LOS ANGELES
GILLIAN THEOBALD at Cirrus
Gallery
Working with biomorphic shapes and forms, Gillian Theobald's
paintings read like a roadmap to the internal workings of the human psyche. She
creates luminous interior landscapes that function as fantastical worlds
comprised of labyrinthine dots and drips that float in open space. The paintings
are made up of two 12 x 24-foot canvases strategically placed side by side, with
their meeting point becoming almost like a spine defining the "body" of the
painting in its entirety. With titles like Drum Beat, Focus Groups, and
Covered Tracks, the two words together further delineate the duality of
the physical works as objects.
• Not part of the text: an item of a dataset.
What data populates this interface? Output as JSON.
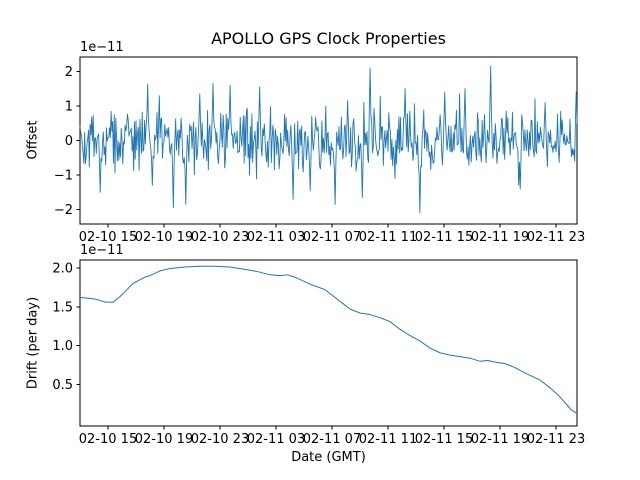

Theobald's palette fluctuates from soft pinks to
more saturated greens punctuated by erratic circular shapes. She uses color in
much the same way she uses form —as another means of mirroring or translating
the outer world into a deeper, more refined interiority as with the painting
Web Cast, where the small interstellar shape repeats in an exact
mirroring pattern across from itself, the yellow orb oddly luminescent. The best
painting in the show is Fingered, which is the only work with a single
word title and the only painting that utilizes a dark palette of blacks and
grays. It stands almost as the conscience of the group, gray, bleak and defiant.